Review of the hospital's policy and procedure "Security of the Medical Record" effective date 03/2012 revealed "...hospital leadership, will strive to ensure that medical records and other information will be maintained in secure and restricted areas with access limited to those staff members who have need for access based on either patient care needs and/or position responsibilities...D. The medical record will be under the surveillance of the Director of Health Information Management, other department managers and staff 24 hours a day...G. Medical Records required in patient care areas are maintained in a controlled setting and within the secured confines of the nursing unit..."

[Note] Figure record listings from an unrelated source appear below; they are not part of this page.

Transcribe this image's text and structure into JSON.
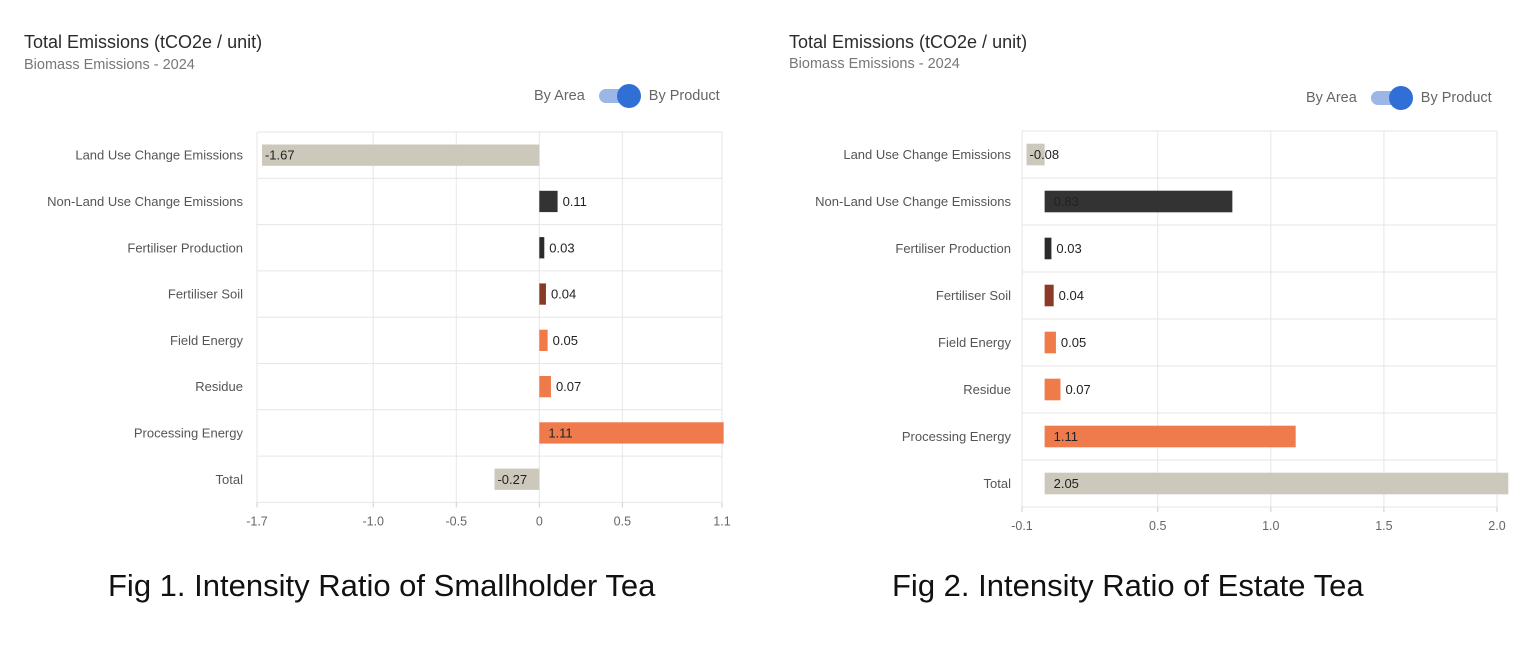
{
  "toggle": {
    "left_label": "By Area",
    "right_label": "By Product",
    "selected": "By Product"
  },
  "colors": {
    "land_use": "#cdc8bc",
    "non_land_use": "#333333",
    "fertiliser_production": "#2b2b2b",
    "fertiliser_soil": "#8a3b28",
    "field_energy": "#ef7a4a",
    "residue": "#ef7a4a",
    "processing_energy": "#ef7b4d",
    "total": "#cdc8bc",
    "grid": "#e6e6e6"
  },
  "chart_data": [
    {
      "type": "bar",
      "orientation": "horizontal",
      "title": "Total Emissions (tCO2e / unit)",
      "subtitle": "Biomass Emissions - 2024",
      "caption": "Fig 1. Intensity Ratio of Smallholder Tea",
      "categories": [
        "Land Use Change Emissions",
        "Non-Land Use Change Emissions",
        "Fertiliser Production",
        "Fertiliser Soil",
        "Field Energy",
        "Residue",
        "Processing Energy",
        "Total"
      ],
      "values": [
        -1.67,
        0.11,
        0.03,
        0.04,
        0.05,
        0.07,
        1.11,
        -0.27
      ],
      "labels": [
        "-1.67",
        "0.11",
        "0.03",
        "0.04",
        "0.05",
        "0.07",
        "1.11",
        "-0.27"
      ],
      "xlim": [
        -1.7,
        1.1
      ],
      "xticks": [
        -1.7,
        -1.0,
        -0.5,
        0,
        0.5,
        1.1
      ],
      "xtick_labels": [
        "-1.7",
        "-1.0",
        "-0.5",
        "0",
        "0.5",
        "1.1"
      ],
      "grid": true
    },
    {
      "type": "bar",
      "orientation": "horizontal",
      "title": "Total Emissions (tCO2e / unit)",
      "subtitle": "Biomass Emissions - 2024",
      "caption": "Fig 2. Intensity Ratio of Estate Tea",
      "categories": [
        "Land Use Change Emissions",
        "Non-Land Use Change Emissions",
        "Fertiliser Production",
        "Fertiliser Soil",
        "Field Energy",
        "Residue",
        "Processing Energy",
        "Total"
      ],
      "values": [
        -0.08,
        0.83,
        0.03,
        0.04,
        0.05,
        0.07,
        1.11,
        2.05
      ],
      "labels": [
        "-0.08",
        "0.83",
        "0.03",
        "0.04",
        "0.05",
        "0.07",
        "1.11",
        "2.05"
      ],
      "xlim": [
        -0.1,
        2.0
      ],
      "xticks": [
        -0.1,
        0.5,
        1.0,
        1.5,
        2.0
      ],
      "xtick_labels": [
        "-0.1",
        "0.5",
        "1.0",
        "1.5",
        "2.0"
      ],
      "grid": true
    }
  ]
}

Observation during tour on 08/20/2013 at 1045 revealed a 44 bed medical pulmonay/oncology unit with a current census of 40 patients. Observation revealed the unit had one centralized nursing station and 6 pods (desks) that were strategically located throughout the hallways of the nursing unit. Observation revealed the pods were recessed alcoves that contained a desk with 2 computers. Observation revealed on the wall over the desk was a chart rack that held medical records for current patients. Observation of the contents in the chart revealed signed consents for surgery, EKG (electrocardiogram) strips, and PAS (preadmission screening documents for mental health placement). Continued tour and observation of the POD's revealed 3 stations were unattended and medical records were in the racks above the POD's with no staff monitoring the access of the records. Observation revealed housekeepers and visitors in the hallways.

Interview during the tour with administrative staff revealed "at times there is no one in attendance at the pods and the station (pod) is left unattended. I can see that the charts are not secured and this may be a problem." Inteview confirmed the patient's medical records are not maintained in a controlled and secure setting.